Courage California’s Kao said the negative ads may have reflected poorly on Steyer, whose favorability ratings were nearly 10 percentage points lower than Becerra’s in a final UC Berkeley poll in late May.
“I think it started to really turn people off,” Kao said.
The wide, unsettled Democratic field may have hurt Steyer
For months, California Democratic Party Chair Rusty Hicks openly fretted that Democrats’ wide pool of primary candidates risked splitting the vote. Hypothetically it could have allowed two Republicans, Steve Hilton and Chad Bianco, to advance to the general election.
Many other observers — including Hilton and Bianco — publicly doubted that would happen. The scenario became even less likely after President Donald Trump endorsed Hilton, with polls showing GOP voters consolidating behind the British Fox News commentator.
But there are signs that word never made it to some Democratic voters; in one May survey, more than three-quarters of Democrats said they were concerned about getting locked out of the primary.
Shrum said Becerra benefited from voters who feared a lockout and wanted to back the Democratic frontrunner.
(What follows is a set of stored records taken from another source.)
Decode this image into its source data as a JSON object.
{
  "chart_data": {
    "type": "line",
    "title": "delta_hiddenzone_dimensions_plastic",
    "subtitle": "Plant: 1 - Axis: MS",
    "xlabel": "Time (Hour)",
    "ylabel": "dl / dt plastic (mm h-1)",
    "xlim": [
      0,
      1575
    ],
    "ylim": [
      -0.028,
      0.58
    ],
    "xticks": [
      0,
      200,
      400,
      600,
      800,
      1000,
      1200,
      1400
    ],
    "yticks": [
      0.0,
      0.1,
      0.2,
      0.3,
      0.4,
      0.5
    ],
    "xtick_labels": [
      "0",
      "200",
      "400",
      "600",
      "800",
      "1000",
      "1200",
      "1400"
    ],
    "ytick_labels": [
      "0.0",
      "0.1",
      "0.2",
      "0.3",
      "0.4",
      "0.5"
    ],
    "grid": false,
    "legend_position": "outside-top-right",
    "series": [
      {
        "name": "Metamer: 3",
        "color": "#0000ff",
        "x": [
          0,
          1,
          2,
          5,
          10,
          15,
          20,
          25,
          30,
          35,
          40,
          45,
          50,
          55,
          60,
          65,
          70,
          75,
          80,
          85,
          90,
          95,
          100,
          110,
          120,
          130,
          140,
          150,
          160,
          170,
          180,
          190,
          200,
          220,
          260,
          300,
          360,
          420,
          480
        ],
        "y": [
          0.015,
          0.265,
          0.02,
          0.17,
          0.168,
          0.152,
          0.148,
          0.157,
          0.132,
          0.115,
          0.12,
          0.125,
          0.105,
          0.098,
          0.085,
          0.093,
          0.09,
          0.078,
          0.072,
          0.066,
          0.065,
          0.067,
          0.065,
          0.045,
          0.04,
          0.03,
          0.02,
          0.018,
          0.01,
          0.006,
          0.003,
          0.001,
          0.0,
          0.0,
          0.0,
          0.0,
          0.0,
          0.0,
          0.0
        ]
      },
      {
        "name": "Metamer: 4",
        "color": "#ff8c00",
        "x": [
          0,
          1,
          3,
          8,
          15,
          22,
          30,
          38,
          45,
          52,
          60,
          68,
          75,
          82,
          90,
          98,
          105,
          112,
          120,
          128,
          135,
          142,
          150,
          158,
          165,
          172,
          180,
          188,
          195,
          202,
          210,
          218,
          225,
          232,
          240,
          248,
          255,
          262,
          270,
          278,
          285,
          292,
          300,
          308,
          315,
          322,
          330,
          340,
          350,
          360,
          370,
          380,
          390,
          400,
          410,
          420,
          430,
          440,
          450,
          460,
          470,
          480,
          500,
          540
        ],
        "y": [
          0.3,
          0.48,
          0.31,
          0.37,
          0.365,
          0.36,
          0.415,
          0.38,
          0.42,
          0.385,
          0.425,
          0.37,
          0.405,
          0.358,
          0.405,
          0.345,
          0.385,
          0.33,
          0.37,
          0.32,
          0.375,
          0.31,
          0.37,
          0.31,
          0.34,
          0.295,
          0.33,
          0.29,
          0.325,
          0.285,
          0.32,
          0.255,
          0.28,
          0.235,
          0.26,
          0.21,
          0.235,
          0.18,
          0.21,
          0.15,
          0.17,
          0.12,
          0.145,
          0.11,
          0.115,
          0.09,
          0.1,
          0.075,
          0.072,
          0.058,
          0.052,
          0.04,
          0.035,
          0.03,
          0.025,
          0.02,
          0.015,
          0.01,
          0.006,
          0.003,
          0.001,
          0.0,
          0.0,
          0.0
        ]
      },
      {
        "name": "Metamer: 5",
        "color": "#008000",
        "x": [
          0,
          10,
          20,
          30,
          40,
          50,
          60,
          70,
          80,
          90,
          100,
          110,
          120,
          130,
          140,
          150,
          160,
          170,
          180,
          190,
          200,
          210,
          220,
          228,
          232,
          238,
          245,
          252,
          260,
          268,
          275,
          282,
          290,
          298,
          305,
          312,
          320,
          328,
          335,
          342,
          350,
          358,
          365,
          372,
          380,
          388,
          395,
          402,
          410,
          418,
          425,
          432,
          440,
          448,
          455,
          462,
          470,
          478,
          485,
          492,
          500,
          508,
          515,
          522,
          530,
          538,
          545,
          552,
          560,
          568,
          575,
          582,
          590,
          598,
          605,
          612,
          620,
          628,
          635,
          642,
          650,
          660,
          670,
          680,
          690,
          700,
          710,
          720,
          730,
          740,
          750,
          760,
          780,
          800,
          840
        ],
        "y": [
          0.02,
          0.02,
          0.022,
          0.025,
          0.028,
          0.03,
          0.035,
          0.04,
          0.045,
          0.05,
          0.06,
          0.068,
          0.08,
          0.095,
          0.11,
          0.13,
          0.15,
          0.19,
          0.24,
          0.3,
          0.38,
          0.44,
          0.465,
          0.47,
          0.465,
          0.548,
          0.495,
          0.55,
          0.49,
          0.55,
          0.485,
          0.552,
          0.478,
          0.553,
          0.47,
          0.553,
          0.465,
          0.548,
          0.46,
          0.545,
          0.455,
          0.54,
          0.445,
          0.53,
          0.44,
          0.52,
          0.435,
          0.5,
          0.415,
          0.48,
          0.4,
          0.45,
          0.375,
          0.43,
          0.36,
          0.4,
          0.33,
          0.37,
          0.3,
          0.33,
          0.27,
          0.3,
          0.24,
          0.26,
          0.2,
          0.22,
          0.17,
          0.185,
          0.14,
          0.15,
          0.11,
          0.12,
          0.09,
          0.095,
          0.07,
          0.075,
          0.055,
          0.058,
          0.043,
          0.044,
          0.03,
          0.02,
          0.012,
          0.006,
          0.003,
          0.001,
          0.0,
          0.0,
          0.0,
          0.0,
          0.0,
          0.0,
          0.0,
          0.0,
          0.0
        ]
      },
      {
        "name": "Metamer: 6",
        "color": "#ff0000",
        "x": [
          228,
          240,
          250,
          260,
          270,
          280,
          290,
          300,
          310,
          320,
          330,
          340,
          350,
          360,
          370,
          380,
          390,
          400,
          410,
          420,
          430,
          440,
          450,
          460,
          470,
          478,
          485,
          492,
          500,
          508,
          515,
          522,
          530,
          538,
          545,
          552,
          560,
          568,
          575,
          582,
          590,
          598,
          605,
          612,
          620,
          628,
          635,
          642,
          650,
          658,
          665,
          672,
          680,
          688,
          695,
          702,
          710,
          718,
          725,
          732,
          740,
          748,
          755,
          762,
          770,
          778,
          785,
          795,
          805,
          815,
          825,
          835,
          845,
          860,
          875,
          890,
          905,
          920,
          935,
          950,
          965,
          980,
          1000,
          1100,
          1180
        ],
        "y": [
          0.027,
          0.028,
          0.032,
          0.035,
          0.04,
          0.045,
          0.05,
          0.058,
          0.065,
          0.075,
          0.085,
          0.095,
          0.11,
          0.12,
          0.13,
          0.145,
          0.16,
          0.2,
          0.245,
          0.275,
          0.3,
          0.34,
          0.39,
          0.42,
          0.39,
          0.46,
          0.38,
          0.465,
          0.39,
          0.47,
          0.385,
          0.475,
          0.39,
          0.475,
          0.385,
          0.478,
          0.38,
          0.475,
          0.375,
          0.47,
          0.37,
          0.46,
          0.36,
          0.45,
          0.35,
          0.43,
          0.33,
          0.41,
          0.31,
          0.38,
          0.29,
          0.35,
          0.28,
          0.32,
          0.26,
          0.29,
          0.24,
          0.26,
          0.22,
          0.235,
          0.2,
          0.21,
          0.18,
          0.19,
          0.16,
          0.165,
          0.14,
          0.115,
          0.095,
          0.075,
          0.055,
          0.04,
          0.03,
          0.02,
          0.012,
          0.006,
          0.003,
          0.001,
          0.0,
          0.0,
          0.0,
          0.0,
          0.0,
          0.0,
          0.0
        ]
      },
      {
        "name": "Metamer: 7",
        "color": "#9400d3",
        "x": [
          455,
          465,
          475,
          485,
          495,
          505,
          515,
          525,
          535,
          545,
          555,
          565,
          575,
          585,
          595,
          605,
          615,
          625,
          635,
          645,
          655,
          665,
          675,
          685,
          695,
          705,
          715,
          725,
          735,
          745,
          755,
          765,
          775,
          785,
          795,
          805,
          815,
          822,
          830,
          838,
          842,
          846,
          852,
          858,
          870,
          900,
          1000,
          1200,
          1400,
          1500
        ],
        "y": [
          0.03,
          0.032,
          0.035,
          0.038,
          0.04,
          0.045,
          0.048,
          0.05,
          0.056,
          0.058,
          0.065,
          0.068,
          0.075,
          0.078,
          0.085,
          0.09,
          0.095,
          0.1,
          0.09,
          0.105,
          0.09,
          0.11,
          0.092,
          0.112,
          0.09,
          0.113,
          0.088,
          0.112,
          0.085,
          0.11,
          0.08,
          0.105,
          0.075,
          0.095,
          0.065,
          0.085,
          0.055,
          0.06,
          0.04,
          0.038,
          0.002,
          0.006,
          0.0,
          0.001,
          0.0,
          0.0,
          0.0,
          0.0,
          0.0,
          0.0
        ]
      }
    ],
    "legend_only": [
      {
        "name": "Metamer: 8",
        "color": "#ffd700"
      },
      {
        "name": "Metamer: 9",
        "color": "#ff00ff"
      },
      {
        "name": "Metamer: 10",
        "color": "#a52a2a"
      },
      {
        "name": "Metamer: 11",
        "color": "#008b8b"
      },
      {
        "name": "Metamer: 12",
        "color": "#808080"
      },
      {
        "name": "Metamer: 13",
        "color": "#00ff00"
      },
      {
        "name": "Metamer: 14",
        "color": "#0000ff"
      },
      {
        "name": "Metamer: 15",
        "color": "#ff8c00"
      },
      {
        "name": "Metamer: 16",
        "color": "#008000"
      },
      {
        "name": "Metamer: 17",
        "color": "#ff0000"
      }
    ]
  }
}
According to most polls in the last month of the race, that was Becerra, who was also a known quantity from his decades in public office.
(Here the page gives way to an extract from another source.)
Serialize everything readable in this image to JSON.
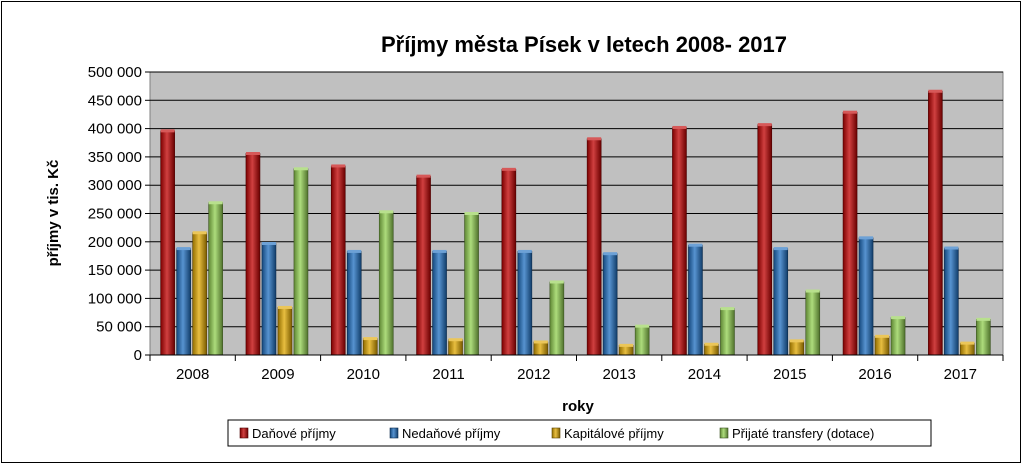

“I think people wanted someone safe, reliable, and they wanted to make sure a Democrat got in the runoff,” Shrum said.
The results suggest that had progressives rallied behind a single candidate, they might have made the general election. Still, despite frustration by some Steyer supporters online, there’s no guarantee the roughly 4% of voters who backed former Rep. Katie Porter, the other top progressive in the race, would’ve gone to Steyer; the UC Berkeley poll found Becerra, not Steyer, was the second choice pick for the plurality of Porter’s supporters.
Kao said Becerra may have been perceived as more progressive by voters than by groups like Courage California; the group got that feedback from some voters after it endorsed Steyer.
“Even if he doesn’t have a whole lot of concrete policies that necessarily suggest that he’s progressive across the board, the perception was that he was progressive,” Kao said.
While Kao and former progressive caucus leader Shergill say they’re concerned about Becerra’s lightly defined policy platform and backing from corporate donors, Steyers has urged his supporters to back his former rival against Hilton. And in his concession statement, Steyer suggested he’ll remain politically active.
“I wasn’t born a billionaire, I won’t die a billionaire. And I’ll spend the rest of my life working alongside you to dismantle a system that only benefits billionaires,” Steyer said.